- Established: 1996
- Disbanded: 2016
- Location: Brisbane, Queensland, Australia
- Grade: 1 (former)
- Pipe major: Jason Palfrey
- Drum sergeant: Stuart Palfrey
- Tartan: Stewart of Appin
- Notable honours: 2001 Grade 2 World Champions

= Queensland Highlanders Pipe Band =

Australian pipe band

The Queensland Highlanders Pipe Band was a grade one pipe band based in Brisbane, Queensland, Australia.

The band's pipe major was Jason Palfrey; lead drummer was Stuart Palfrey.

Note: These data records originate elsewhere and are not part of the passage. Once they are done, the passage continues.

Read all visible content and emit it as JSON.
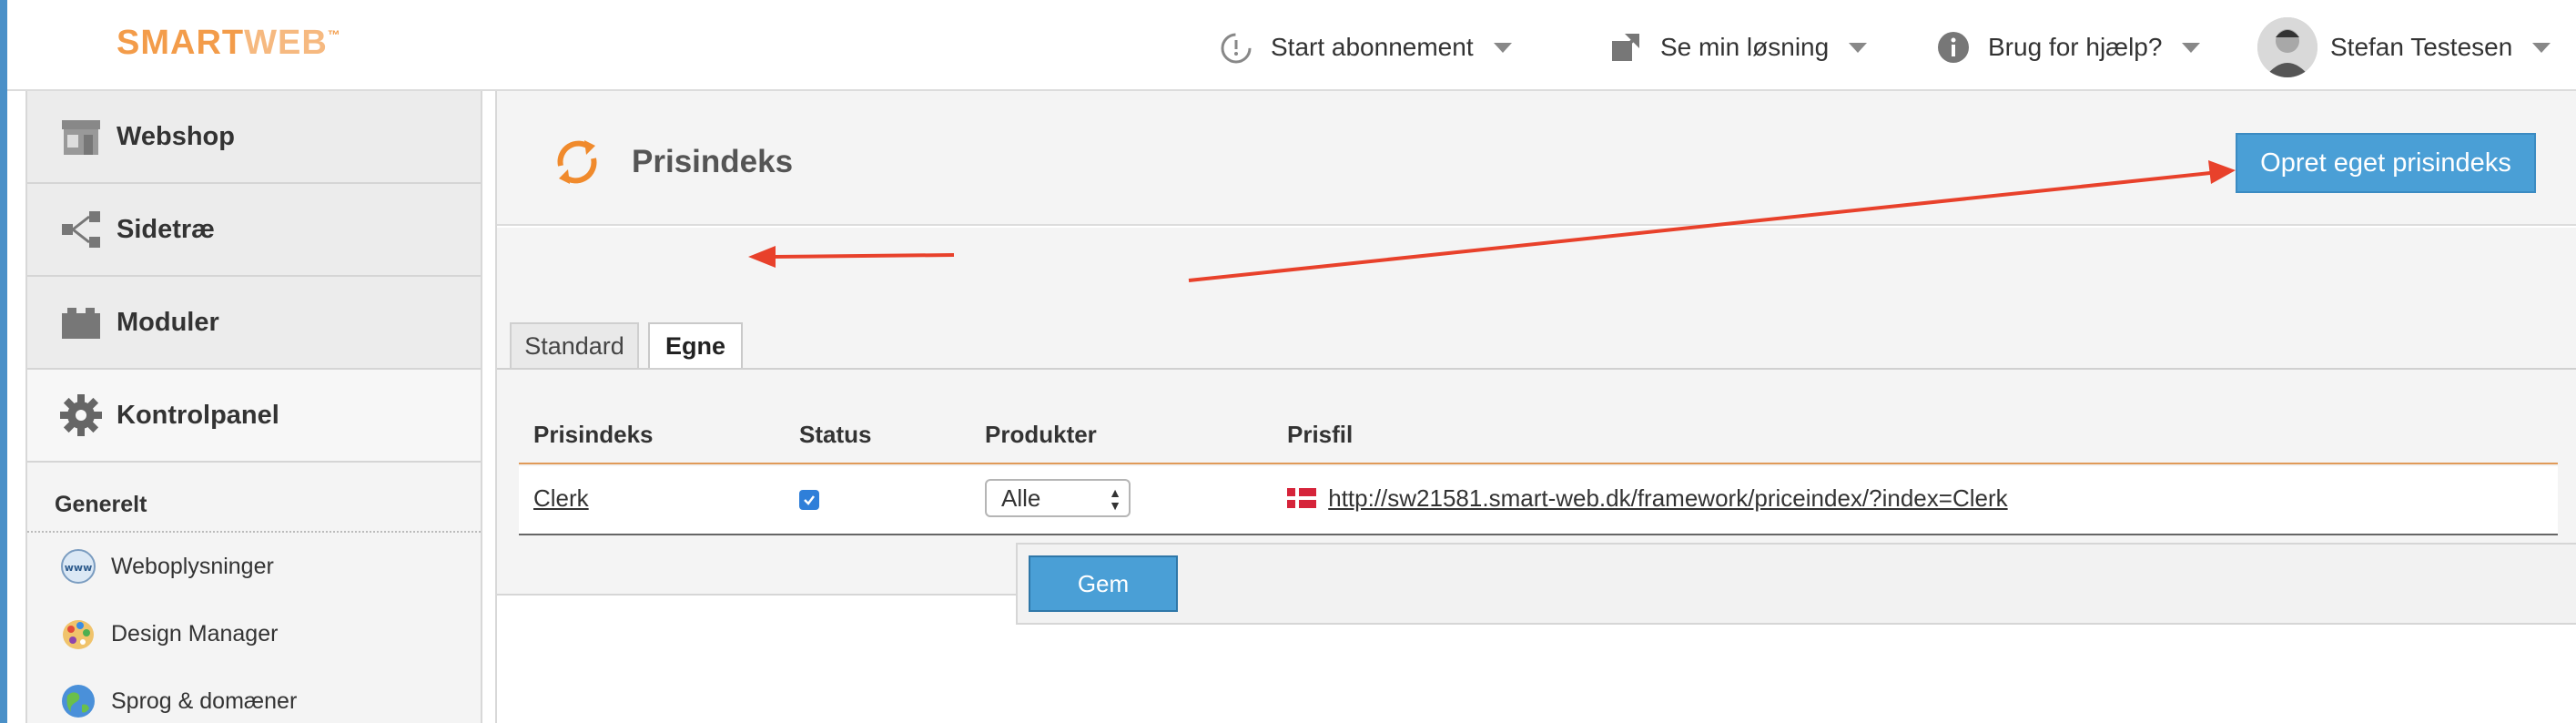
{
  "logo": {
    "part1": "SMART",
    "part2": "WEB",
    "tm": "™"
  },
  "topnav": {
    "subscription": "Start abonnement",
    "view_solution": "Se min løsning",
    "help": "Brug for hjælp?",
    "user_name": "Stefan Testesen"
  },
  "sidebar": {
    "main_items": [
      {
        "label": "Webshop",
        "icon": "store-icon"
      },
      {
        "label": "Sidetræ",
        "icon": "sitetree-icon"
      },
      {
        "label": "Moduler",
        "icon": "modules-icon"
      },
      {
        "label": "Kontrolpanel",
        "icon": "gear-icon"
      }
    ],
    "section_title": "Generelt",
    "sub_items": [
      {
        "label": "Weboplysninger",
        "icon": "www-icon"
      },
      {
        "label": "Design Manager",
        "icon": "palette-icon"
      },
      {
        "label": "Sprog & domæner",
        "icon": "globe-icon"
      }
    ]
  },
  "page": {
    "title": "Prisindeks",
    "create_button": "Opret eget prisindeks",
    "tabs": [
      "Standard",
      "Egne"
    ],
    "active_tab": "Egne"
  },
  "table": {
    "headers": [
      "Prisindeks",
      "Status",
      "Produkter",
      "Prisfil"
    ],
    "rows": [
      {
        "name": "Clerk",
        "status_checked": true,
        "products": "Alle",
        "price_file": "http://sw21581.smart-web.dk/framework/priceindex/?index=Clerk"
      }
    ]
  },
  "save_label": "Gem",
  "colors": {
    "brand_orange": "#f39c4a",
    "primary_blue": "#4a9fd6",
    "annotation_red": "#e8412b"
  }
}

The band was formed in 1996 by Fraser Martin and a small group of dedicated musicians keen to build an exciting pipe band from the ground up. Despite the relatively short history of the band, it has enjoyed a high level of success in both competitive and entertainment endeavours.

The band competed in the World Pipe Band Championships in 2000 where it was placed 5th in Grade 2. In 2001, they competed in the championships again and won in the Grade 2 category. They were the first civilian pipe band from Australia to win this title.

The band won the Australian Pipe Band Championships in Grade 1 in 2004.

The band merged in 2016 with the Emmanuel College, University of Queensland, pipe band, to form the Emmanuel College Highlanders at the University of Queensland. The band continues to compete in Grade 2.